Freedom from religion, evolution and confluence of ideas

On the way home from work this evening, I heard this report on NPR. I was incensed after listening to it. I’ve been following the Intelligent Design/Creationism story for a while, though not as thoroughly and closely as PZ Myers. He could speak about this much more scientfically and less emotionally than I. This story got me more than others because the people who spoke struck me as incredibly unthoughtful and yet, aggressively pursuing the spread of religious beliefs through schools and elsewhere. I was thinking lots of things as I was listening and yelling into the air. First, I was mad at NPR for giving the Christian right so much air time without explaining, for example, that a scientific theory is not just someone’s opinion as the speakers asserted. Why couldn’t they tell them or us that gravity is a theory too? Do you see yourself floating into space on a regular basis? One girl explained that there was no evidence for evolution, but there was for creation. I was all ears. What was it? “The creator is in my heart.” Ack! Well let’s open you up and see. Metaphors are not evidence. Why couldn’t there have been a discussion about what constitutes scientific evidence? Unbiased reporting is one thing, but letting such statements stand really bothered me.

Second, I was mad about the way they talked about needing to get religion into the schools and that it was important for children to learn it or they will be lost. Fine, you believe that, teach your children those things at home. Go to church and Sunday school or send your kids to a religious school of your choice. They did have one person, a parent, who essentially said the same thing, but no one made any statements about issues of separation of church and state.

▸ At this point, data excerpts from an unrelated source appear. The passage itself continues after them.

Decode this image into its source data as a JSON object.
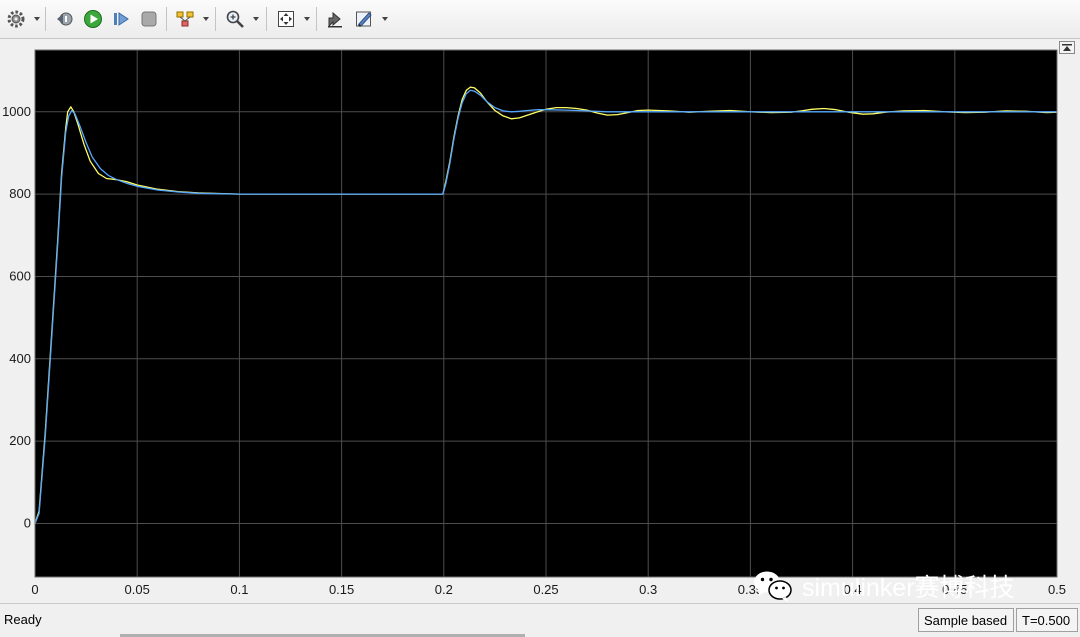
{
  "toolbar": {
    "icons": [
      "gear-icon",
      "step-back-icon",
      "run-icon",
      "step-forward-icon",
      "stop-icon",
      "signal-select-icon",
      "zoom-icon",
      "autoscale-icon",
      "highlight-icon",
      "style-icon"
    ]
  },
  "chart_data": {
    "type": "line",
    "xlim": [
      0,
      0.5
    ],
    "ylim": [
      -130,
      1150
    ],
    "x_ticks": [
      0,
      0.05,
      0.1,
      0.15,
      0.2,
      0.25,
      0.3,
      0.35,
      0.4,
      0.45,
      0.5
    ],
    "x_tick_labels": [
      "0",
      "0.05",
      "0.1",
      "0.15",
      "0.2",
      "0.25",
      "0.3",
      "0.35",
      "0.4",
      "0.45",
      "0.5"
    ],
    "y_ticks": [
      0,
      200,
      400,
      600,
      800,
      1000
    ],
    "y_tick_labels": [
      "0",
      "200",
      "400",
      "600",
      "800",
      "1000"
    ],
    "grid": true,
    "background": "#000000",
    "grid_color": "#4d4d4d",
    "series": [
      {
        "color": "#ffff66",
        "points": [
          [
            0,
            0
          ],
          [
            0.002,
            30
          ],
          [
            0.005,
            220
          ],
          [
            0.008,
            450
          ],
          [
            0.011,
            680
          ],
          [
            0.013,
            850
          ],
          [
            0.015,
            960
          ],
          [
            0.016,
            1000
          ],
          [
            0.0175,
            1012
          ],
          [
            0.019,
            1000
          ],
          [
            0.021,
            970
          ],
          [
            0.024,
            920
          ],
          [
            0.027,
            880
          ],
          [
            0.031,
            850
          ],
          [
            0.035,
            838
          ],
          [
            0.04,
            835
          ],
          [
            0.045,
            830
          ],
          [
            0.05,
            822
          ],
          [
            0.06,
            812
          ],
          [
            0.07,
            806
          ],
          [
            0.08,
            803
          ],
          [
            0.1,
            800
          ],
          [
            0.15,
            800
          ],
          [
            0.1995,
            800
          ],
          [
            0.201,
            830
          ],
          [
            0.203,
            880
          ],
          [
            0.205,
            940
          ],
          [
            0.207,
            990
          ],
          [
            0.209,
            1030
          ],
          [
            0.211,
            1052
          ],
          [
            0.213,
            1060
          ],
          [
            0.215,
            1058
          ],
          [
            0.218,
            1045
          ],
          [
            0.221,
            1025
          ],
          [
            0.225,
            1003
          ],
          [
            0.229,
            990
          ],
          [
            0.233,
            983
          ],
          [
            0.237,
            985
          ],
          [
            0.241,
            992
          ],
          [
            0.246,
            1000
          ],
          [
            0.25,
            1006
          ],
          [
            0.255,
            1010
          ],
          [
            0.26,
            1010
          ],
          [
            0.265,
            1008
          ],
          [
            0.27,
            1004
          ],
          [
            0.275,
            997
          ],
          [
            0.28,
            992
          ],
          [
            0.285,
            993
          ],
          [
            0.29,
            998
          ],
          [
            0.295,
            1003
          ],
          [
            0.3,
            1004
          ],
          [
            0.31,
            1002
          ],
          [
            0.32,
            999
          ],
          [
            0.33,
            1001
          ],
          [
            0.34,
            1003
          ],
          [
            0.35,
            1000
          ],
          [
            0.36,
            998
          ],
          [
            0.37,
            999
          ],
          [
            0.375,
            1002
          ],
          [
            0.38,
            1006
          ],
          [
            0.386,
            1008
          ],
          [
            0.392,
            1005
          ],
          [
            0.398,
            999
          ],
          [
            0.405,
            994
          ],
          [
            0.41,
            995
          ],
          [
            0.416,
            999
          ],
          [
            0.425,
            1002
          ],
          [
            0.435,
            1003
          ],
          [
            0.445,
            1000
          ],
          [
            0.455,
            998
          ],
          [
            0.465,
            999
          ],
          [
            0.475,
            1002
          ],
          [
            0.485,
            1001
          ],
          [
            0.495,
            998
          ],
          [
            0.5,
            999
          ]
        ]
      },
      {
        "color": "#55a6ff",
        "points": [
          [
            0,
            0
          ],
          [
            0.002,
            25
          ],
          [
            0.005,
            210
          ],
          [
            0.008,
            440
          ],
          [
            0.011,
            670
          ],
          [
            0.013,
            840
          ],
          [
            0.015,
            950
          ],
          [
            0.0165,
            990
          ],
          [
            0.018,
            1003
          ],
          [
            0.0195,
            995
          ],
          [
            0.022,
            965
          ],
          [
            0.025,
            925
          ],
          [
            0.028,
            890
          ],
          [
            0.032,
            862
          ],
          [
            0.036,
            845
          ],
          [
            0.04,
            835
          ],
          [
            0.045,
            826
          ],
          [
            0.05,
            819
          ],
          [
            0.06,
            810
          ],
          [
            0.07,
            805
          ],
          [
            0.08,
            802
          ],
          [
            0.1,
            800
          ],
          [
            0.15,
            800
          ],
          [
            0.1995,
            800
          ],
          [
            0.201,
            825
          ],
          [
            0.203,
            875
          ],
          [
            0.205,
            935
          ],
          [
            0.207,
            985
          ],
          [
            0.209,
            1022
          ],
          [
            0.211,
            1044
          ],
          [
            0.213,
            1052
          ],
          [
            0.215,
            1050
          ],
          [
            0.218,
            1040
          ],
          [
            0.221,
            1025
          ],
          [
            0.225,
            1010
          ],
          [
            0.229,
            1002
          ],
          [
            0.233,
            1000
          ],
          [
            0.237,
            1001
          ],
          [
            0.241,
            1003
          ],
          [
            0.246,
            1005
          ],
          [
            0.25,
            1005
          ],
          [
            0.26,
            1004
          ],
          [
            0.27,
            1002
          ],
          [
            0.28,
            1000
          ],
          [
            0.3,
            1000
          ],
          [
            0.35,
            1000
          ],
          [
            0.4,
            1000
          ],
          [
            0.45,
            1000
          ],
          [
            0.5,
            1000
          ]
        ]
      }
    ]
  },
  "status": {
    "ready": "Ready",
    "mode": "Sample based",
    "time": "T=0.500"
  },
  "watermark": {
    "text": "simulinker赛博科技"
  }
}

The story also made me think back to *the* point in my childhood when I began to not believe, primarily in organized religion, but eventually in God. I was in the car with my best friend and her father. We were being taken somewhere and somehow the conversation turned to starving children in Africa. My friend’s father said something about how there was nothing we could do for them because they didn’t believe in Jesus and so weren’t going to heaven and so we shouldn’t help them. Not sure how the logic worked exactly, but I remember thinking that I had thought the whole point of Jesus was that *everyone* was saved. No matter what. So those African children, I thought, if Jesus and heaven turned out to be true, they were in. If not, none of us were in and it didn’t matter. Suddenly I saw, though, that to many people, it mattered specifically what you believed. Otherwise, you were out of luck on the whole afterlife deal. That just didn’t seem fair to me. And so began my rocky road to atheism.

The thing is, I don’t care what anyone else believes. I respect whatever others believe and I believe that religion is a personal matter. It’s something you decide for yourself and perhaps share and celebrate with others who are like-minded. When it starts to bother me is 1) when people start pushing religious views on others and 2) it starts clouding people’s thought processes so much they can’t think clearly. It’s fine with me if you don’t want your kids to study evolution at school. Send in a note that says they’re exempt; they can sit in the library and read the Bible while the rest of the class studies evolution. Let’s see how they do on the state exams, on the SAT’s, in college.

I drove through Dayton one time quite by accident. We missed a turn and ended up on 75 instead of 40 and to make our way back, we drove through Dayton. We went around the very courthouse where the Scopes trial was held. We ended up on a ferry across the Tennessee. It was stunningly beautiful and kind of sad.